PLAY RECAP ******************************************************************************
localhost                  : ok=2    changed=1    unreachable=0    failed=0    skipped=0    rescued=0    ignored=0

For more details, visit this page: “Ansible playbooks”

How to Create an Inventory

To run Ansible, you have to define the managed nodes on which you want to install systems and configure them. The inventory or inventory file is used for this purpose. In the above “Simple playbook example,” the playbook is executed on localhost, which is the same as the host where you run ` ansible-playbook. The host is called a control node`.

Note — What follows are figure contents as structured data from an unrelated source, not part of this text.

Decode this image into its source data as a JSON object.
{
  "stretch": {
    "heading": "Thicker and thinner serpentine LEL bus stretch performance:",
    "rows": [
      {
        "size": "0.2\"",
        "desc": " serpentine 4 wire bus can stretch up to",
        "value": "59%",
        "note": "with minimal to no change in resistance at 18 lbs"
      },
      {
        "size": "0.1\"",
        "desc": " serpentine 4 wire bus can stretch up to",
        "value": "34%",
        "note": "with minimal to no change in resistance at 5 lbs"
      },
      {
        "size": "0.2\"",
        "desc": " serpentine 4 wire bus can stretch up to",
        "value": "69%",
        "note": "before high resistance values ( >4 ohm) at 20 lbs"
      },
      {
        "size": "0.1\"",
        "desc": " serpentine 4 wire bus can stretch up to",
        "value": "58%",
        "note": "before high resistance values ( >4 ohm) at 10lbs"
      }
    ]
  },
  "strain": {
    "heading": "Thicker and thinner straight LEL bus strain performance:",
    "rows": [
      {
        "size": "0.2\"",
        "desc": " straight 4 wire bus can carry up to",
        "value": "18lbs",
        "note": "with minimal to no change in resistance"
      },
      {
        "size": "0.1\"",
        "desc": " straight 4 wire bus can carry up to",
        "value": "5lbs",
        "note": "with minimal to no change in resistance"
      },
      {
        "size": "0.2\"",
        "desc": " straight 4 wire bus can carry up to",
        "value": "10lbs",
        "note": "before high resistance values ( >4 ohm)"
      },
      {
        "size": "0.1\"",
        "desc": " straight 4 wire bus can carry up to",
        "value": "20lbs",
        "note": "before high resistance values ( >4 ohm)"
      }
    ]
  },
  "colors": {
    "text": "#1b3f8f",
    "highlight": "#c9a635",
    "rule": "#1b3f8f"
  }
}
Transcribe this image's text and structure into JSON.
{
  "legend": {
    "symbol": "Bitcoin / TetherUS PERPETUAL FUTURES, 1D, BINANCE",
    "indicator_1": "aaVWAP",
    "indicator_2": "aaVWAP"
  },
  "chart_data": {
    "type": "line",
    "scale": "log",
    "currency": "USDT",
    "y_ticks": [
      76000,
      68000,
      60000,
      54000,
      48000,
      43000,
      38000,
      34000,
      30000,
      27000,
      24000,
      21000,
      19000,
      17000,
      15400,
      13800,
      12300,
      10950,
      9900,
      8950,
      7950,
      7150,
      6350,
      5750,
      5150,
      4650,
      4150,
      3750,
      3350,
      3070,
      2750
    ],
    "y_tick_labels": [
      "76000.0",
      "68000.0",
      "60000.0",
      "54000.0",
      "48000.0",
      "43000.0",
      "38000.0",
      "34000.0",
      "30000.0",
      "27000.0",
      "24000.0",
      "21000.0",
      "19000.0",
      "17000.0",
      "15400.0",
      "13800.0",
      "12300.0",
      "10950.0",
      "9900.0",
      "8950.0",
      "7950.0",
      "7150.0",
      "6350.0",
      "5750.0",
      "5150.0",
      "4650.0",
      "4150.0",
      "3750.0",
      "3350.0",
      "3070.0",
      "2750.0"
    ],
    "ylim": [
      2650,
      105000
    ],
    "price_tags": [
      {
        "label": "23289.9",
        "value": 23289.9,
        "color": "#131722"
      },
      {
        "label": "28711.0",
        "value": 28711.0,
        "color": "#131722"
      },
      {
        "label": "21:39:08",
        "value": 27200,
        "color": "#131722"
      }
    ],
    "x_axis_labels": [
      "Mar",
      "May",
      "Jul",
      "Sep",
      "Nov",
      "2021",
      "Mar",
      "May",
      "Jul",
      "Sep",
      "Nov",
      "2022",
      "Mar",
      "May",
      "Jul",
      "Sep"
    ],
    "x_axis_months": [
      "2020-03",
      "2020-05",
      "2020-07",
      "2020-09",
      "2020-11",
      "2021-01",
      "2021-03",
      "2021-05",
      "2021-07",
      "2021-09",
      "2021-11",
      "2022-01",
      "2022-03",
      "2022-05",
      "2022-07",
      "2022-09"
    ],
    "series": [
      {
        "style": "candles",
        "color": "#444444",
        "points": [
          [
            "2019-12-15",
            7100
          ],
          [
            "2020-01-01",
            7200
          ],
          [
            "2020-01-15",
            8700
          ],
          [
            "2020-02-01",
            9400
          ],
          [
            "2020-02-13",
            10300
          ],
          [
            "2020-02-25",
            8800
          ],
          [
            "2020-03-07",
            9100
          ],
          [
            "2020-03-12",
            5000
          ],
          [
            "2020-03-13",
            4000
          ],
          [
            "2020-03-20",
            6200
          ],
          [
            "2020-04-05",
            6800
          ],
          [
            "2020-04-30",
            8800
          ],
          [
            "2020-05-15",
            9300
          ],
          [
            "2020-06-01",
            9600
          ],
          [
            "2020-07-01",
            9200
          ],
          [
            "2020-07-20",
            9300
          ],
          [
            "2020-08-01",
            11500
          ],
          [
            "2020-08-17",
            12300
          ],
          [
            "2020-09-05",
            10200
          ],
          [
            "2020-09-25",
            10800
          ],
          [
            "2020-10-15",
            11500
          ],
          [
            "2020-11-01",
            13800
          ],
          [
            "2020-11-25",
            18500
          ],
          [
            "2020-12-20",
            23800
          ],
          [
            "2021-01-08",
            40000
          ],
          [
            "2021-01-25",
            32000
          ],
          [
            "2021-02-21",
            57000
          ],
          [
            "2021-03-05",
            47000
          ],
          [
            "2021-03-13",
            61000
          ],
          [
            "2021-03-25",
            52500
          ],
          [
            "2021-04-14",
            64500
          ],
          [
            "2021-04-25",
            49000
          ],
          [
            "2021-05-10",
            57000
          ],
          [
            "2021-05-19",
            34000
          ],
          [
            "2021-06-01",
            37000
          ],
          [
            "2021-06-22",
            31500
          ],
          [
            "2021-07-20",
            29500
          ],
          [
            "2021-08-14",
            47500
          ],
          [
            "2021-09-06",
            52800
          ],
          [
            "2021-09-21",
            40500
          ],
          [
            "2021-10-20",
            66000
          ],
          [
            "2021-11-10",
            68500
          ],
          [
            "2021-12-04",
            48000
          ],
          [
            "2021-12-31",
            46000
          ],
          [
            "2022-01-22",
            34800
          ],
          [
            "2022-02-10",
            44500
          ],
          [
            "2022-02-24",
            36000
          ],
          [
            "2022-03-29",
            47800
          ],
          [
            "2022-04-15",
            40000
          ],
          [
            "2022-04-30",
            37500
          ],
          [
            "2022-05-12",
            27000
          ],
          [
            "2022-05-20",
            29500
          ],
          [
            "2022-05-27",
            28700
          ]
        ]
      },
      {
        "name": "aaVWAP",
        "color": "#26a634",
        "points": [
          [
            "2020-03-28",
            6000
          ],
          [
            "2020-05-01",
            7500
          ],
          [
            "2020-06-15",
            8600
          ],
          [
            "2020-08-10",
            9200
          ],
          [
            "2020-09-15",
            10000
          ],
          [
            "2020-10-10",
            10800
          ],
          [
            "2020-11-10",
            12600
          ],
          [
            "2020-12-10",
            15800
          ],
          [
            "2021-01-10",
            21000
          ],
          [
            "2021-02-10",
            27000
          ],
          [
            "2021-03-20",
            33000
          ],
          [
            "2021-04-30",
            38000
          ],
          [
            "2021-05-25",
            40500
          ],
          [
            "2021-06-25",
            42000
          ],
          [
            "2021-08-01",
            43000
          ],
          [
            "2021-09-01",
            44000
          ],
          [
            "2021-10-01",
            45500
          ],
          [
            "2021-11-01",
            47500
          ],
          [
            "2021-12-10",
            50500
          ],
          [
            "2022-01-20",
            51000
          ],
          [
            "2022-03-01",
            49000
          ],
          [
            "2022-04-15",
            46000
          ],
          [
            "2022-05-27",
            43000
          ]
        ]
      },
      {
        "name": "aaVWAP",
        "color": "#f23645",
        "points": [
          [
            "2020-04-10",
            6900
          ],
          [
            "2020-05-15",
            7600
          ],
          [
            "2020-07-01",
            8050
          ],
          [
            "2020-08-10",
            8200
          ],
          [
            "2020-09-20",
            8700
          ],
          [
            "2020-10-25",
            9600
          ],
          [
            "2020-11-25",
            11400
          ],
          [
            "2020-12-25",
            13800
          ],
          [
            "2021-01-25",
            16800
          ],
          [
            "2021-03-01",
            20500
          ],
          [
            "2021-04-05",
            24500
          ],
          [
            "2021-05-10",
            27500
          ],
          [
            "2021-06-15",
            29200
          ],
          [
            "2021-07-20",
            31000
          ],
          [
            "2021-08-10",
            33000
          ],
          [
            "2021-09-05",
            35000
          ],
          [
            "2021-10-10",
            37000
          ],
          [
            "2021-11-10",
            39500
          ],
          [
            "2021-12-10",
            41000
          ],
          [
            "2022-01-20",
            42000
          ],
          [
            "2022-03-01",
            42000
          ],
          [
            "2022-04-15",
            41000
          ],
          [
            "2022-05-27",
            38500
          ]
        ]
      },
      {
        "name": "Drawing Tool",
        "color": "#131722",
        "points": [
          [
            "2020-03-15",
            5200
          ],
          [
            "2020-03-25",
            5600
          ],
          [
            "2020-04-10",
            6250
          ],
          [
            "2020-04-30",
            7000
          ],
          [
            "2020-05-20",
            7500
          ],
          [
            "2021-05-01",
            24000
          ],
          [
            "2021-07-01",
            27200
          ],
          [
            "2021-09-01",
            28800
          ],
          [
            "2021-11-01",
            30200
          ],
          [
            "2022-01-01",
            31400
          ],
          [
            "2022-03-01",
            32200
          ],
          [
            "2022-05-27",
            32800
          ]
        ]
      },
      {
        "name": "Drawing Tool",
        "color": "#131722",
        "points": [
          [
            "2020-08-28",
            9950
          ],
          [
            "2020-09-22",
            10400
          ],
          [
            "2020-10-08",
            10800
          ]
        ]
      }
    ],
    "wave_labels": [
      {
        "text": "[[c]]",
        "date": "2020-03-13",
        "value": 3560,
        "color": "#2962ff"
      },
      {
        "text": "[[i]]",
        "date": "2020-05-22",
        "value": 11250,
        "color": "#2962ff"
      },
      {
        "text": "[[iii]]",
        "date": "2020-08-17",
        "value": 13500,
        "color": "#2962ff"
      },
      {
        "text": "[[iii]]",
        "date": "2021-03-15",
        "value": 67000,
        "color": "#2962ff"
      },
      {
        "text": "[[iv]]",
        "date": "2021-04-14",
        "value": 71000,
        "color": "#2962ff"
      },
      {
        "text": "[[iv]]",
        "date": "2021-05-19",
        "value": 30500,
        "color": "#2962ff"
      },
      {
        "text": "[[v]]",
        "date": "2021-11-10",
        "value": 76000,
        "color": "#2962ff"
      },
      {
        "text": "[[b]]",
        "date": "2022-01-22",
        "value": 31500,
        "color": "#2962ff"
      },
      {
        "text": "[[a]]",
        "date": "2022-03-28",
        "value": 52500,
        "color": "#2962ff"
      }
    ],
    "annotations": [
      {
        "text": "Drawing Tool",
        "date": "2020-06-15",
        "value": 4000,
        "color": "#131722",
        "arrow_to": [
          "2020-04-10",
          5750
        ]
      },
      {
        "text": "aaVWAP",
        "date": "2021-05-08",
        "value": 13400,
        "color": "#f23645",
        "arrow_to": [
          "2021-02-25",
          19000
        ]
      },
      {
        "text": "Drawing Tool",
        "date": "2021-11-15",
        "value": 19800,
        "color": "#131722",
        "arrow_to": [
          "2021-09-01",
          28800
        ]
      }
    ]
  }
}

There are multiple ways to specify the managed nodes. You can embed it in the playbook. Or you can specify it in the ansible-playbook option directly or in the inventory file.

  -i INVENTORY, --inventory INVENTORY
          specify inventory host path or comma separated host list.

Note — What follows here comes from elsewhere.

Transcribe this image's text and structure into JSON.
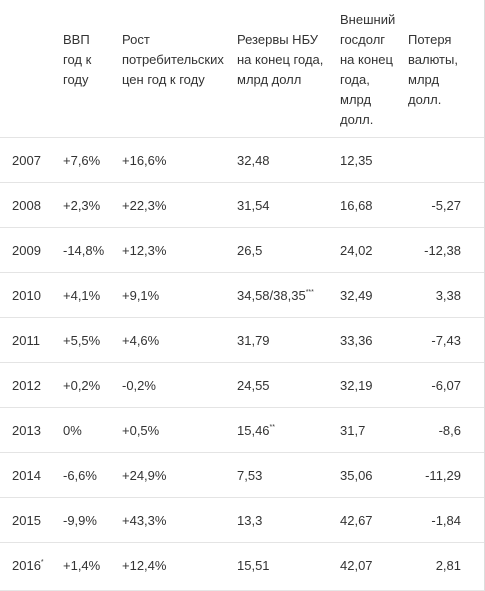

For more details about inventory, you can start here: “How to build your inventory”

How to Create a Playbook

As presented in the “How to run Ansible” section, this Ansible documentation “Ansible playbooks” is a good place to start.

To use Linux System Roles from your playbook, you can include them in a legacy style, as described in “Roles”, for example,

- name: Manage logging on my systems
  hosts: all
  vars:
    logging_inputs: basic
  roles:
    - linux-system-roles.logging

or in the collection format, as described in “Using collections in playbooks”, for example,

- name: Manage logging on my systems
  hosts: all
  vars:
    logging_inputs: basic
  roles:
    - fedora.linux_system_roles.logging

The Linux System Roles support both styles.

How to Use Vault

You may need to define parameters such as passwords and other secrets in your playbook. Some of the Linux System Roles require such sensitive parameters to configure them in the supported system. If you use the ansible-vault tool included in the Ansible package, they are encrypted and stored safely in your playbook.

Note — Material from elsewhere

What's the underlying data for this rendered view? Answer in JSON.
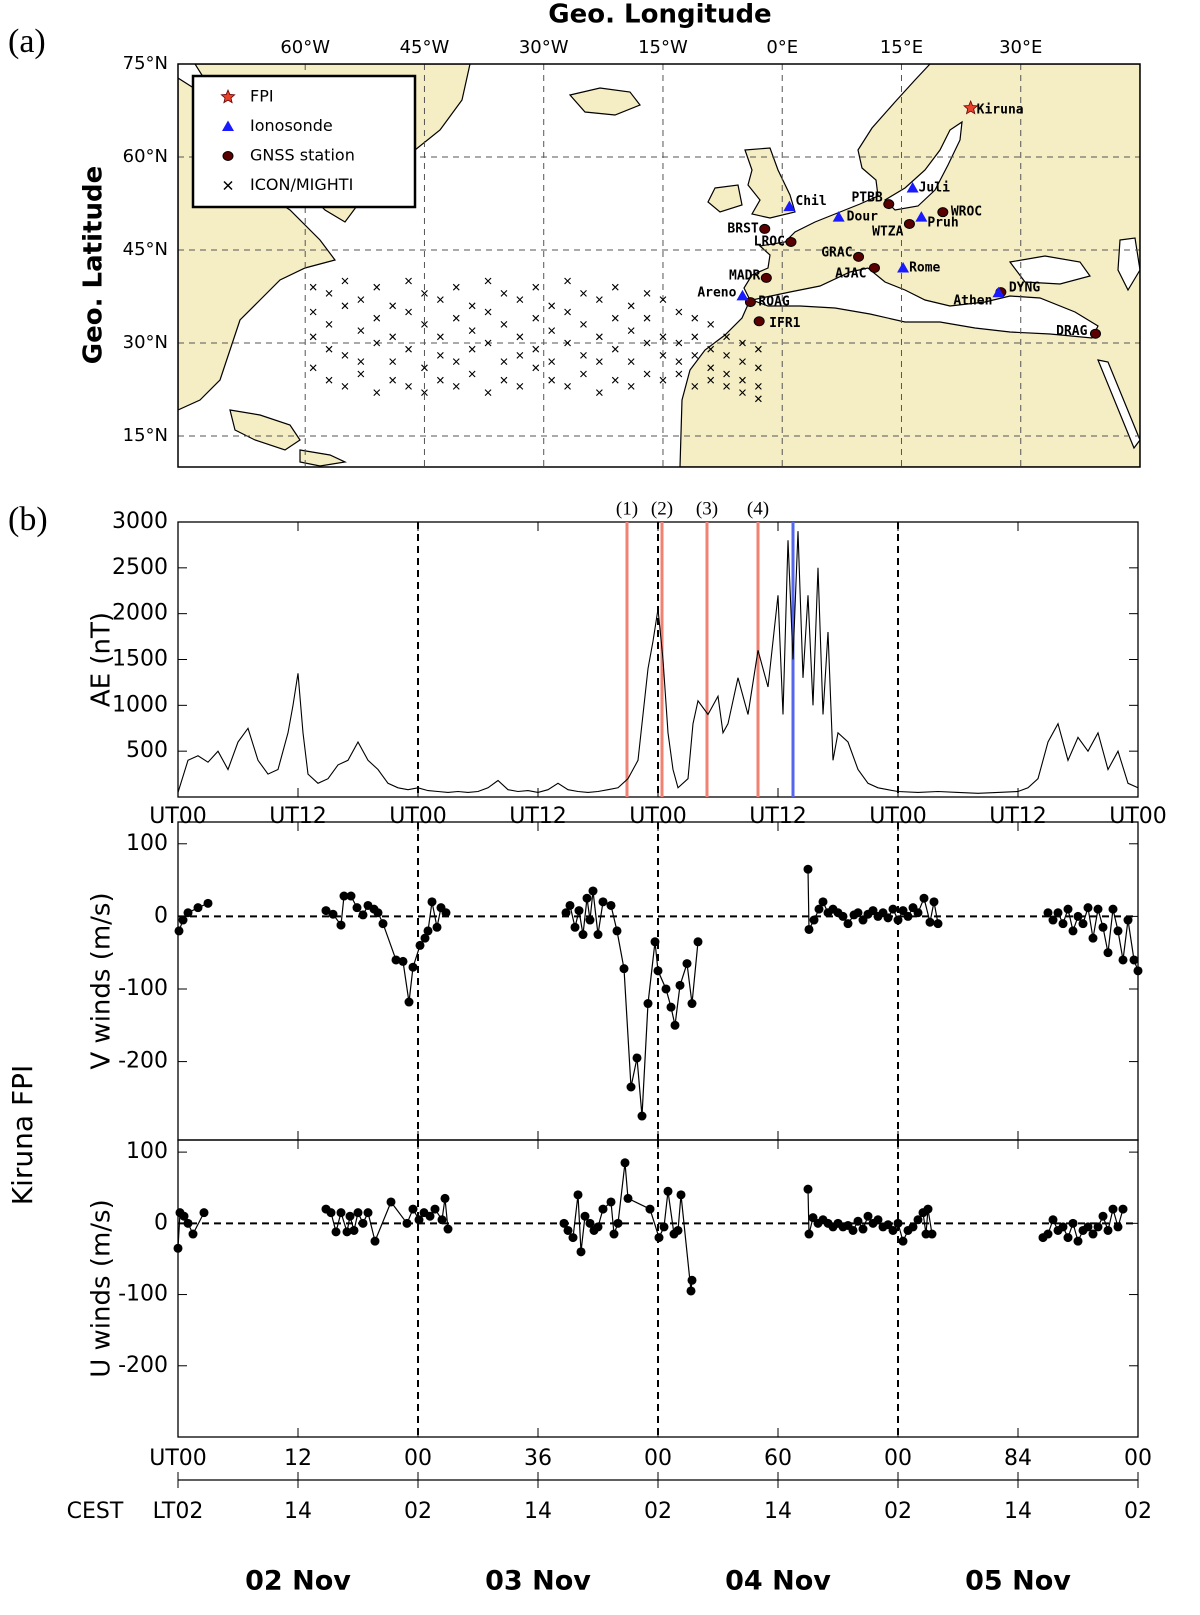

The following command-line encrypts a secret value “my_secret_value” using the vault password stored in /path/to/vault_pwd and stores the encrypted secret in /path/to/vault-variables.txt:

ansible-vault encrypt_string --vault-password-file /path/to/vault_pwd \
my_secret_value --name my_secret_var_name > /path/to/vault-variables.txt

The generated /path/to/vault-variables.txt file looks like this:

my_secret_var_name: !vault |
          $ANSIBLE_VAULT;1.1;AES256
          62393438633534323463643838313865386265363962313861303564383137653862363237323332
          <<snip>>

Instead of specifying the real secret value “my_secret_value”, you can use “my_secret_var_name” in your playbook as follows.

- name: Use the secret
  some_task:
    password: ""
  ...
  no_log: true

Ansible will keep the value of “my_secret_var_name” encrypted until needed (and use no_log: true to avoid leaking the value in the Ansible logs).

Then, run ansible-playbook as follows:

ANSIBLE_VAULT_PASSWORD_FILE=/path/to/vault_pwd ansible-playbook \
  --extra-vars=@/path/to/vault-variables.txt <<your_options>> your_playbook.yml

Please note that the vault variable file, vault-variables.txt, can have the vault variables in either YAML or JSON format.

For more details, please read “ansible-vault”.